Marketing and selling inauthentically actually increases churn, decreases up-sells and ultimately damages capital efficiency, even in the earliest stages of the buyer journey. From the first time a potential customer Googles your company or clicks on your banner ad, they’re forming an opinion, and that initial opinion affects how they see you in the long run. Humans naturally place a lot of weight on these first impressions, and can easily feel let down if those impressions prove false. How a solution is messaged, first in marketing, then in sales, impacts who is in the pipeline and what their expectations are.

YOU CAN’T UPSELL BAD-FIT CUSTOMERS

When you master your first impressions and set expectations accurately and authentically, buying is genuine and needs based. These buyers are the ‘right’ customers.They may be harder to find. They may take longer to close. They may cost more to acquire. But, in the long run—even at first renewal—they will pay off.

Studies show that the average SaaS business generates as much as 16% of its new annual contract revenue from upselling existing customers. And customers who have realistic expectations of your company are easier to upsell, easier to renew, and less costly to service. Good fits are good for metrics, good for the P&L and good for your valuation.

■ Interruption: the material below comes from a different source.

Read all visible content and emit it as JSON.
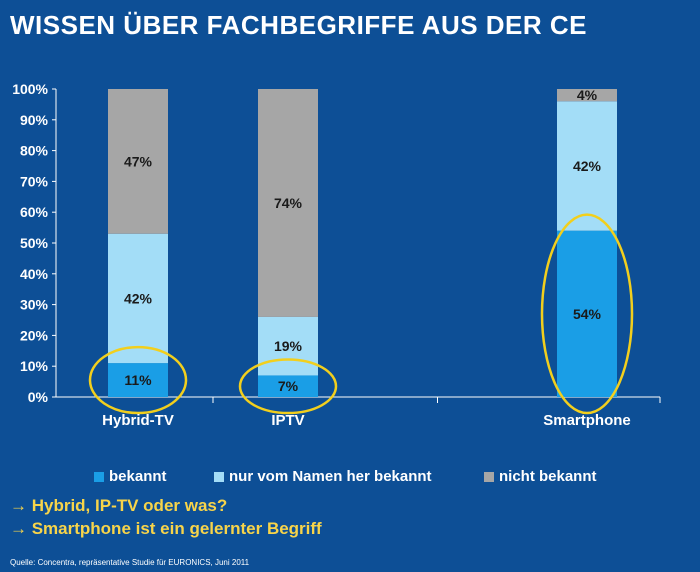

SOMETIMES ‘NO’ IS THE BEST WORD YOU CAN SAY

Forging relationships that are right for both your company and customer takes surgical precision: pinpointing exactly the right customer for your product and turning away bad-fit buyers. Saying ‘no’ to willing buyers is hard. For salespeople compensated based on contract value, it’s REALLY hard. Even for marketing, which is often assessed based on lead generation and velocity, it can be hard to willingly weed out the chaff. Surgical marketing takes a steady hand with a constant eye for future value versus present value to maintain a quality over quantity focus.

YOUR SALES INCENTIVES COULD BE THE KEY TO AUTHENTICITY

Maybe you’re offering your team Glengarry Glen Ross-style sales incentives. On the surface, it seems to be working: sales are up, and everyone’s happy. Then customers start to churn and it turns out those bad-fit sales are actually hurting instead of helping.

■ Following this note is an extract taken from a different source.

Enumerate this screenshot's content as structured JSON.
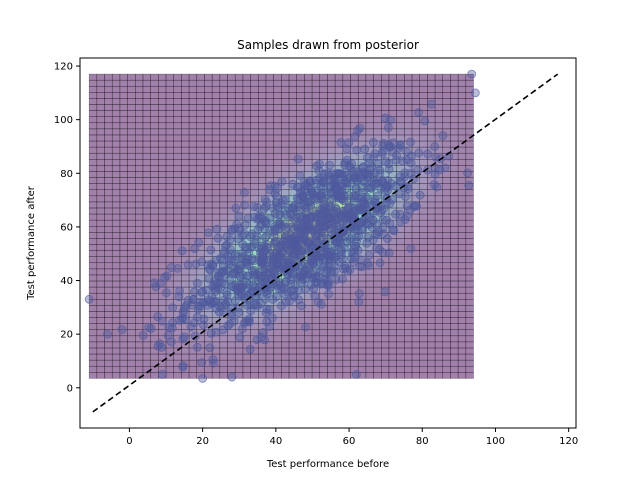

Organizational design often intentionally or unintentionally sets incentives. For example, if the sales team is responsible and compensated based solely on initial contract value (ICV), it may be more difficult for them to say ‘no’ to ill-fitting customers. If they are compensated on ICV as well as renewals, perhaps their initial focus is more aligned with longevity and lifetime value (LTV). What no one in the C-suite wants is an organization that’s great at lowering CAC, but lousy at preserving lifetime value. That’s what high performing acquisition combined with high churn looks like and it’s VERY expensive.

Building relationships with customers who become brand champions starts with authenticity. Contracts, upsells, and renewals can all be directly tied to portraying your solution accurately. Yes, your marketing and sales will (and should) frame your product in the best light possible, but focusing on promises you can keep is the best way to paint your solution in a flattering light.

From your first search ad to your nurture emails, white papers, webinars, sales calls, follow-up emails, proposals and onboarding materials—tell your story authentically. If your product can’t handle the truth, you have bigger problems. But, if it can—if it really is a great solution to a real problem—then frame it accurately. When you do that, you’ll attract the right customers, who will buy more from you and remain customers for a very long time.